La promessa di Trada: “L’Edilnol è pronta a un progetto che duri nel tempo”

Il campionato del team gialloverde è cominciato nel migliore dei modi


Pubblicato il 14/11/2017
biella

Un mecenate con risorse e grande entusiasmo, a cui sta a cuore il territorio. Edilnol e Antonio Trada da sempre sono vicini allo sport: dal calcio, con la Pro Vercelli, al basket, con Pallacanestro Biella, sponsorizzate in passato. Ora l’azienda di Vigliano ha deciso di puntare forte sul rugby. «Abbiamo scelto la palla ovale perché ho trovato una bella società – spiega Trada -. Vogliamo aiutarli a sviluppare tutto il discorso commerciale e tecnico per prepararci insieme alla serie A: un obiettivo che penso possa essere raggiunto e mantenuto negli anni».  

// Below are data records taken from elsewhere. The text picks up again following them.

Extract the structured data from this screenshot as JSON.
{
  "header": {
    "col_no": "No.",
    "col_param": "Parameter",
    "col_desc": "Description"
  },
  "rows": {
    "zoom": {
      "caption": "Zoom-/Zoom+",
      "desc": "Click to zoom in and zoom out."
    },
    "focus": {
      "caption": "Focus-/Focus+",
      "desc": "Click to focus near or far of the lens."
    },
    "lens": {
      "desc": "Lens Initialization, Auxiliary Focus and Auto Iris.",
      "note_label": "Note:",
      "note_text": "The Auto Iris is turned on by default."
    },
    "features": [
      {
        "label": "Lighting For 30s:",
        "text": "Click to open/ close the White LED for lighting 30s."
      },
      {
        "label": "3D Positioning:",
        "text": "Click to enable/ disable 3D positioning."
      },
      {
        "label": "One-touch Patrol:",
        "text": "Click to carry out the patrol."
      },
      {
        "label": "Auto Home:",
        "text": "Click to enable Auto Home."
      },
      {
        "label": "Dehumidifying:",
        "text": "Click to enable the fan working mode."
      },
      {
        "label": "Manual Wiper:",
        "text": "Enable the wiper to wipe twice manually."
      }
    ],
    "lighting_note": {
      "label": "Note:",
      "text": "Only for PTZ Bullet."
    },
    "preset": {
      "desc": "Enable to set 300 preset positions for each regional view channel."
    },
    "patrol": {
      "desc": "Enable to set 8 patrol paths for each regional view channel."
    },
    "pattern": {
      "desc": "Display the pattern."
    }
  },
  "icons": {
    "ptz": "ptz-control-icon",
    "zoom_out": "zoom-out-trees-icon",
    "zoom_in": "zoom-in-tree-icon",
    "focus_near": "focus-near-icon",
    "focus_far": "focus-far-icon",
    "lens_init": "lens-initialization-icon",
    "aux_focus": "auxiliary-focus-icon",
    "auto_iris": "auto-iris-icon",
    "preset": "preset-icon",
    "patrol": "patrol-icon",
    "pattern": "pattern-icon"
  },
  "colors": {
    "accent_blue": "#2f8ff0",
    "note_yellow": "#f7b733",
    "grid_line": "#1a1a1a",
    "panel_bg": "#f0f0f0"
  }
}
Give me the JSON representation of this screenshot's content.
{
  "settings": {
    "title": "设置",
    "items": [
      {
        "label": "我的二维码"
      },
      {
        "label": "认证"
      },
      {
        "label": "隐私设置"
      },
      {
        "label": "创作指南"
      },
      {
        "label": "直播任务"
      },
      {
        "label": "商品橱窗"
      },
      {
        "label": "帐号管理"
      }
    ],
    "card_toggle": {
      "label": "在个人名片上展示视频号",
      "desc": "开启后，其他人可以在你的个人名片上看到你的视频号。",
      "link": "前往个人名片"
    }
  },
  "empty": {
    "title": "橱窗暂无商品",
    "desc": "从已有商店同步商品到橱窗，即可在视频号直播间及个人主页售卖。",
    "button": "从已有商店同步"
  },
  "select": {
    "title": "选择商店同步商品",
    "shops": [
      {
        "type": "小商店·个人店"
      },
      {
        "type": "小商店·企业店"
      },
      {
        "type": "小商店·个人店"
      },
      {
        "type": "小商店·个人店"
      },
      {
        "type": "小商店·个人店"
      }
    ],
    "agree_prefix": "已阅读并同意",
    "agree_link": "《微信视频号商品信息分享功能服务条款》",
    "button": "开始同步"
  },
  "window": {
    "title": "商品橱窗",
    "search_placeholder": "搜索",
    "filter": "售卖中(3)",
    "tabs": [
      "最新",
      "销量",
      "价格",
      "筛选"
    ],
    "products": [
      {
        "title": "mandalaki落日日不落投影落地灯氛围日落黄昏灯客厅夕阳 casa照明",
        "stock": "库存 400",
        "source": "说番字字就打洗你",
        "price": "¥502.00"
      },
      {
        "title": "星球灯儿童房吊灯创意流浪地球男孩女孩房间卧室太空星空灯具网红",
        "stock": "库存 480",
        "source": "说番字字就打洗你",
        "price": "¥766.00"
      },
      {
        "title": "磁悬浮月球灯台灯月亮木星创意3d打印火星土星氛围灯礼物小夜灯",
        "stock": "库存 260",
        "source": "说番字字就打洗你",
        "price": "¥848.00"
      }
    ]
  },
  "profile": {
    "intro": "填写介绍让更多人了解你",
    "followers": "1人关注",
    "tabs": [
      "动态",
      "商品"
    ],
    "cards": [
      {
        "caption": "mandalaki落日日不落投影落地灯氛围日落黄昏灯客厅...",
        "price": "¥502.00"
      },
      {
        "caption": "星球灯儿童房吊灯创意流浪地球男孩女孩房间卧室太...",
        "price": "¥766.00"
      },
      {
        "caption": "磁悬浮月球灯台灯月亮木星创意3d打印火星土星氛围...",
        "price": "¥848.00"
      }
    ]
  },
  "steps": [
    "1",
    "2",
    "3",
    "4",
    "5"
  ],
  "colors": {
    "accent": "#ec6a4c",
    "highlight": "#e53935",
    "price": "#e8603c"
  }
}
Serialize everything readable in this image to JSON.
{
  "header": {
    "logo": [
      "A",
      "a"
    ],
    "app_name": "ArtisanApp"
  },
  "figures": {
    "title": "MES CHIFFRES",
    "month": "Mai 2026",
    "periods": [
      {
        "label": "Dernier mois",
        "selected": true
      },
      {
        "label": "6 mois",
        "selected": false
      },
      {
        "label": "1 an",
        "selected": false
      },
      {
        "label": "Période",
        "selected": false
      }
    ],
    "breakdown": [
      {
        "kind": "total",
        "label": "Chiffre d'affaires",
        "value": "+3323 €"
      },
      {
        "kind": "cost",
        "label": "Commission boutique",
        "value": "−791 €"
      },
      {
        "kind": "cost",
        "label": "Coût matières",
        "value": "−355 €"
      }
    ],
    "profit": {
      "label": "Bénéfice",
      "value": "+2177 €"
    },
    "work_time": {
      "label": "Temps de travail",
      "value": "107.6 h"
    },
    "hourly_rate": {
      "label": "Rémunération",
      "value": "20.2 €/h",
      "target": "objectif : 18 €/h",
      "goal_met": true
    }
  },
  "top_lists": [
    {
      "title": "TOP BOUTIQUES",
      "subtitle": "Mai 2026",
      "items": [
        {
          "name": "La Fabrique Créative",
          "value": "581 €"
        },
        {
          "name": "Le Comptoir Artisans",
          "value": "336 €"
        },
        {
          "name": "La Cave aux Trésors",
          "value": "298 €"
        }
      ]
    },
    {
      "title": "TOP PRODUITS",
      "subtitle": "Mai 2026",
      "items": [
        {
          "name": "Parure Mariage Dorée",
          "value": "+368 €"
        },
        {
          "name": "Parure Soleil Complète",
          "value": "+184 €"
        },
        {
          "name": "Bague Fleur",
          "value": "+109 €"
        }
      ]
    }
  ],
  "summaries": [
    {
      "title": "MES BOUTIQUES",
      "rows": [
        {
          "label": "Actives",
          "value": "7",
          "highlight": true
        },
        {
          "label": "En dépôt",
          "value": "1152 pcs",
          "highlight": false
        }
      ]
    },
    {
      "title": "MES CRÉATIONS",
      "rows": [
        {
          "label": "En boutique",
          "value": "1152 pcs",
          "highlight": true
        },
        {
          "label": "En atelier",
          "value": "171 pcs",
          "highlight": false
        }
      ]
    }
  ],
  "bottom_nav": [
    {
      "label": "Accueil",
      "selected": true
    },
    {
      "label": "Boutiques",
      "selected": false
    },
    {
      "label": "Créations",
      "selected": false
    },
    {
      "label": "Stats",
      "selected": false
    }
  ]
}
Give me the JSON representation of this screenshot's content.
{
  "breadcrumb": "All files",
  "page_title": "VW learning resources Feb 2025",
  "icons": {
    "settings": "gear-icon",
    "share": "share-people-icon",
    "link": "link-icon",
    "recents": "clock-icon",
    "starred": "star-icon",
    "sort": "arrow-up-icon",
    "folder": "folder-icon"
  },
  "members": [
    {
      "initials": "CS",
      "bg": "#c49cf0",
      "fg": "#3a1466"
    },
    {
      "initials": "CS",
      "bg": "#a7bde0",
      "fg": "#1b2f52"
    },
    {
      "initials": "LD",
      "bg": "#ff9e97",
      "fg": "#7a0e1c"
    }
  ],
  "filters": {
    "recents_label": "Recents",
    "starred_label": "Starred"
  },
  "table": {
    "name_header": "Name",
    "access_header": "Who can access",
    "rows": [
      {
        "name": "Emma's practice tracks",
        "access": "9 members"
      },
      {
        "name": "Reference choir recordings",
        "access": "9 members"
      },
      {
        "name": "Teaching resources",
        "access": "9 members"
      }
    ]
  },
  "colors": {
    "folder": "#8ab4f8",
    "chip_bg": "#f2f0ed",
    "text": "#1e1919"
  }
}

Sul tavolo delle scelte c’erano diverse opzioni, comprese società di prima grandezza come la Juventus. «Staccarsi da Pallacanestro Biella è stata una scelta meditata a lungo e sofferta - continua Trada -. Abbiamo puntato sul rugby perché è uno sport emergente, che ha un contesto molto qualificato e avvicina tante famiglie, con un settore femminile in espansione». Il target dell’Edilnol è il benessere delle famiglie. «Il rugby lo sto imparando: è uno sport fisico, direi un’attività da selvaggi giocata da gentiluomini, in grande espansione e di moda. Noi ci crediamo, ma vogliamo progetti concreti». 

 

SGUARDO AL FUTURO  

La squadra sta girando alla grande e i vertici di Edilnol guardano già avanti. «Noi qualche idea ce l’abbiamo, adesso sarà la società a doverci fare delle proposte – dice il responsabile marketing Francesco Bianchini -. Abbiamo entusiasmo, ma ci aspettiamo una struttura che ci fornisca lumi sul futuro. Certo non vogliamo entrare nei discorsi tecnici, ma vorremmo non essere solo uno sponsor annuale: e per farlo abbiamo bisogno di una maggiore programmazione».  

L’impegno di Edilnol e di Antonio Trada non è solo rivolto allo sport, ma spazia anche sul sociale. «Viviamo in momenti difficili e molte famiglie hanno perso un po’ di speranza – conclude il titolare dell’azienda -. Questo ha portato a drastici tagli, un po’ in tutti i comparti, anche nella salute. Per questo vorremmo aiutarle con un progetto rivolto ai più giovani, con una visita medica completa, di prevenzione, con il coinvolgimento di medici professionisti, per permettere ai ragazzi dai 14 ai 18 anni di poter ricevere uno screening del tutto gratuito».